One morning about 11 a.m. we were both out on the patio sucking on beers, trying to recover from our hangovers. His name was Rich. He looked at me.

“You need another beer?”

“Sure...Thank you...”

He went into the kitchen, came back out, handed me my beer, then sat down.

Rich took a good swallow. Then he sighed heavily.

“I don’t know how much longer I can fool her...”

“What?”

“I mean, I don’t have any talent of any kind. It’s all just bullshit.”

“Beautiful,” I said, “that’s really beautiful. I admire you.”

“Thank you. How about you?” he asked.

“I type. But that’s not the problem.”

“What is it?”

“My dick is rubbed raw from fucking. She can’t get enough.”

“I have to eat Nadine every night.”

“Jesus...”

“Hank, we’re just a couple of kept men.”

“Rich, these liberated women have our balls in a sack.”

“I think we should start in on the vodka now,” he said.

“Fine,” I said.

That evening when our ladies arrived neither of us were able to perform our duties.

Rich lasted another week, then was gone.

After that I often ran into Nadine walking about the house naked, usually when Tully was gone.

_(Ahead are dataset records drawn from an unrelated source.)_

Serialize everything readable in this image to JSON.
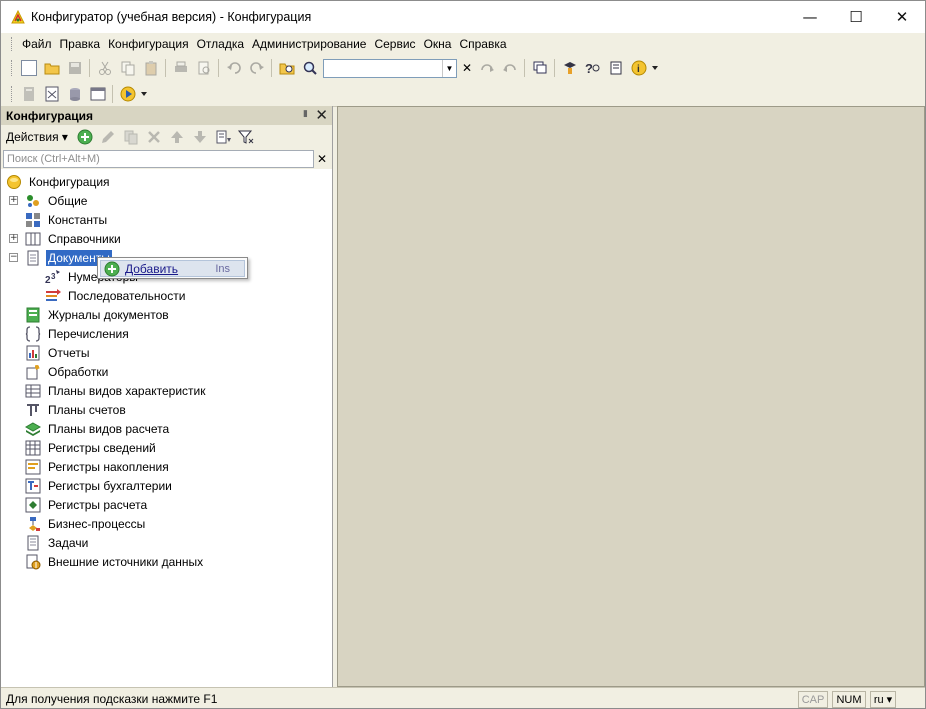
{
  "window": {
    "title": "Конфигуратор (учебная версия) - Конфигурация",
    "min_glyph": "—",
    "max_glyph": "☐",
    "close_glyph": "✕"
  },
  "menu": {
    "items": [
      "Файл",
      "Правка",
      "Конфигурация",
      "Отладка",
      "Администрирование",
      "Сервис",
      "Окна",
      "Справка"
    ]
  },
  "toolbar": {
    "search_value": "",
    "clear_glyph": "✕",
    "info_glyph": "i"
  },
  "panel": {
    "title": "Конфигурация",
    "close_glyph": "✕",
    "pin_glyph": "▮",
    "actions_label": "Действия ▾",
    "search_placeholder": "Поиск (Ctrl+Alt+M)",
    "search_clear_glyph": "✕"
  },
  "tree": {
    "root": "Конфигурация",
    "items": [
      {
        "label": "Общие",
        "icon": "common-icon",
        "expander": "+"
      },
      {
        "label": "Константы",
        "icon": "constants-icon",
        "expander": ""
      },
      {
        "label": "Справочники",
        "icon": "catalogs-icon",
        "expander": "+"
      },
      {
        "label": "Документы",
        "icon": "documents-icon",
        "expander": "−"
      },
      {
        "label": "Нумераторы",
        "icon": "numerators-icon",
        "expander": ""
      },
      {
        "label": "Последовательности",
        "icon": "sequences-icon",
        "expander": ""
      },
      {
        "label": "Журналы документов",
        "icon": "journals-icon",
        "expander": ""
      },
      {
        "label": "Перечисления",
        "icon": "enums-icon",
        "expander": ""
      },
      {
        "label": "Отчеты",
        "icon": "reports-icon",
        "expander": ""
      },
      {
        "label": "Обработки",
        "icon": "dataprocessors-icon",
        "expander": ""
      },
      {
        "label": "Планы видов характеристик",
        "icon": "chart-of-characteristics-icon",
        "expander": ""
      },
      {
        "label": "Планы счетов",
        "icon": "chart-of-accounts-icon",
        "expander": ""
      },
      {
        "label": "Планы видов расчета",
        "icon": "chart-of-calc-icon",
        "expander": ""
      },
      {
        "label": "Регистры сведений",
        "icon": "info-registers-icon",
        "expander": ""
      },
      {
        "label": "Регистры накопления",
        "icon": "accum-registers-icon",
        "expander": ""
      },
      {
        "label": "Регистры бухгалтерии",
        "icon": "accounting-registers-icon",
        "expander": ""
      },
      {
        "label": "Регистры расчета",
        "icon": "calc-registers-icon",
        "expander": ""
      },
      {
        "label": "Бизнес-процессы",
        "icon": "business-process-icon",
        "expander": ""
      },
      {
        "label": "Задачи",
        "icon": "tasks-icon",
        "expander": ""
      },
      {
        "label": "Внешние источники данных",
        "icon": "external-sources-icon",
        "expander": ""
      }
    ]
  },
  "context_menu": {
    "add_label": "Добавить",
    "add_shortcut": "Ins"
  },
  "status": {
    "hint": "Для получения подсказки нажмите F1",
    "cap": "CAP",
    "num": "NUM",
    "lang": "ru ▾"
  },
  "colors": {
    "selection": "#316ac5",
    "chrome": "#f1efe2",
    "workspace": "#d8d4c2"
  }
}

“What the hell are you doing?” I finally asked.

“This is my house and if I want to run around with my ass in the wind, that’s my business.”

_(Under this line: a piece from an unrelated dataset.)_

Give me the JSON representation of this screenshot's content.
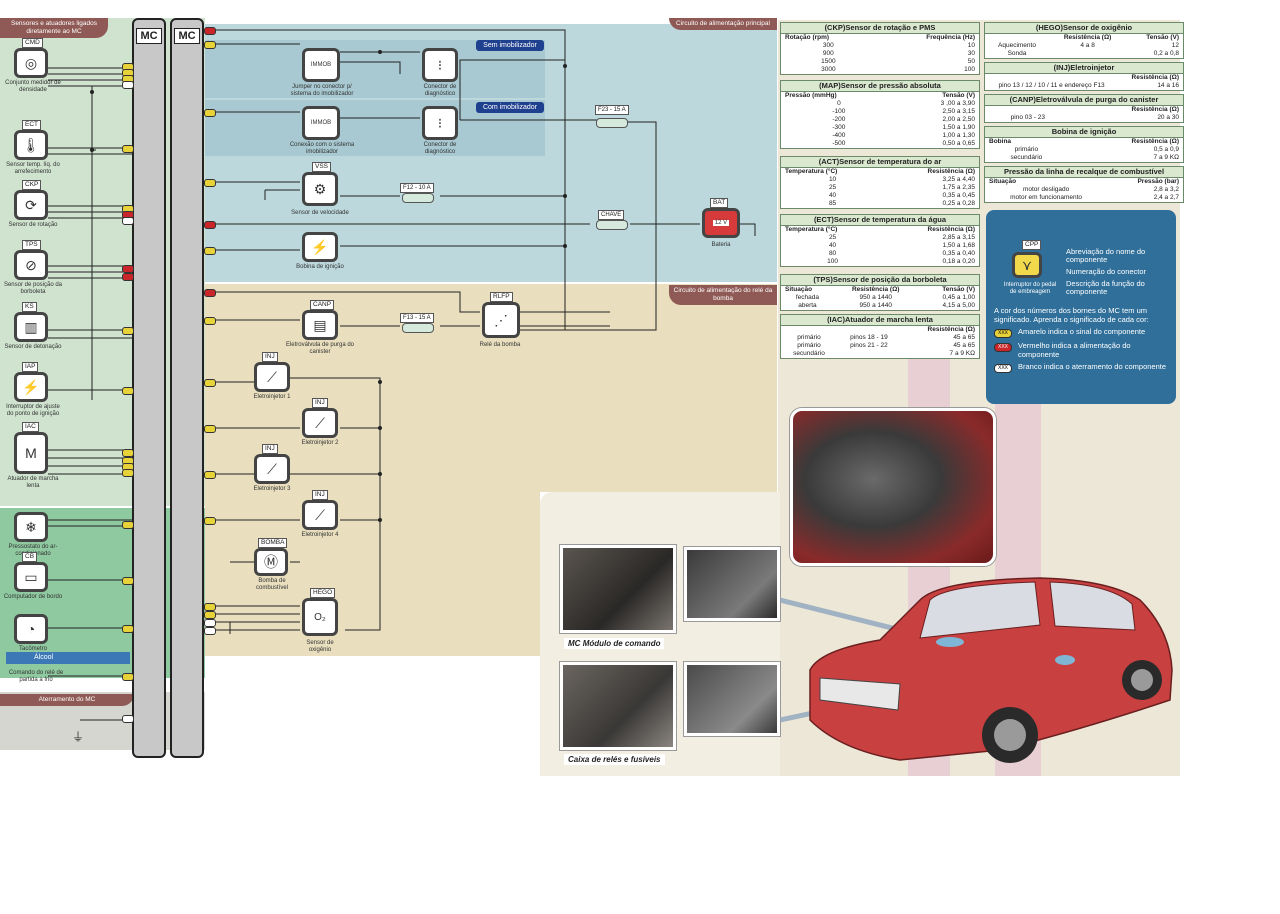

“Come on, Nadine, what is it really? You want some turkeyneck?”

“Not if you were the last man on earth.”

“If I were the last man on earth you’d have to stand in line.”

“You just be glad I don’t tell Tully.”

“Well, just stop running around with your pussy dangling.”

“You pig!”

She ran up the stairway, plop, plop, plop. Big ass. A door slammed somewhere. I didn’t follow it up. A totally over-rated commodity.

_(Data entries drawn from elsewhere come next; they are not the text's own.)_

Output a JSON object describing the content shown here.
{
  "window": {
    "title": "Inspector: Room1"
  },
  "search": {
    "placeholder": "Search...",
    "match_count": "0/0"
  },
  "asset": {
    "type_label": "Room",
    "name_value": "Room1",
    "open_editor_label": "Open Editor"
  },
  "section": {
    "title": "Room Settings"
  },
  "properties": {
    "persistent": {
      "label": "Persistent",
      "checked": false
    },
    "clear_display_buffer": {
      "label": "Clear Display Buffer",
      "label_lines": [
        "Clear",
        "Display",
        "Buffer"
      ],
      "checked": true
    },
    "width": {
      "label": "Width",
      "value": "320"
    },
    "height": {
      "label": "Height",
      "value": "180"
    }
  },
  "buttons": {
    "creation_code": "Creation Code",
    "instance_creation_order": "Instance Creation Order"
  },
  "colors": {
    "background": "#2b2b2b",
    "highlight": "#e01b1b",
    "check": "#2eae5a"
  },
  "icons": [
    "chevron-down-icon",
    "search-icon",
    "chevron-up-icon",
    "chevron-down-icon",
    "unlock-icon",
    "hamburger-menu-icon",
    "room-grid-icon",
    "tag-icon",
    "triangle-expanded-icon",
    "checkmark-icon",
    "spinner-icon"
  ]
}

That night when Tully came home she packed me off to Catalina for a week. I think she knew Nadine was in heat.

That wasn’t in the film. You can’t put everything in a film.

And then back in the screening room, the film was over. There was applause. We all walked around shaking each other’s hands, hugging. We were all great, hell yes.

Then Harry Friedman found me. We hugged, then shook hands.

“Harry,” I said, “you’ve got a winner.”

“Yes, yes, a great screenplay! Listen, I heard you’ve done a novel about prostitutes!”

“Yes.”

“I want you to write me a screenplay about that. I want to do it!”

“Sure, Harry, sure...”

Then he saw Francine Bowers and rushed toward her. “Francine, honey doll, you were magnificent!”

Gradually things wound down and the room was almost empty. Sarah and I walked outside.

Lance Edwards and his car were gone. We had the long walk back to our car. It was all right. The night was cool and clear. The movie was finished and would soon be showing. The critics would have their say. I knew that too many movies were made, one after the other after the other. The public saw so many movies that they no longer knew what a movie was and the critics were in the same fix.

Then we were in the car driving back.

“I liked it,” said Sarah, “only there were parts...”

“I know. It’s not an immortal movie but it’s a good one.”

“Yes, it is...” Then we were on the freeway. “I’ll be glad to see the cats,” said Sarah. “Me too...”

“You going to write another screenplay?”

“I hope not...”

“Harry Friedman wants us to come to Cannes, Hank.”

“What? And leave the cats?”

“He said to bring the cats.”

“No way!”

“That’s what I told him.”

It had been a good night and there would be others. I cut into the fast lane and went for it.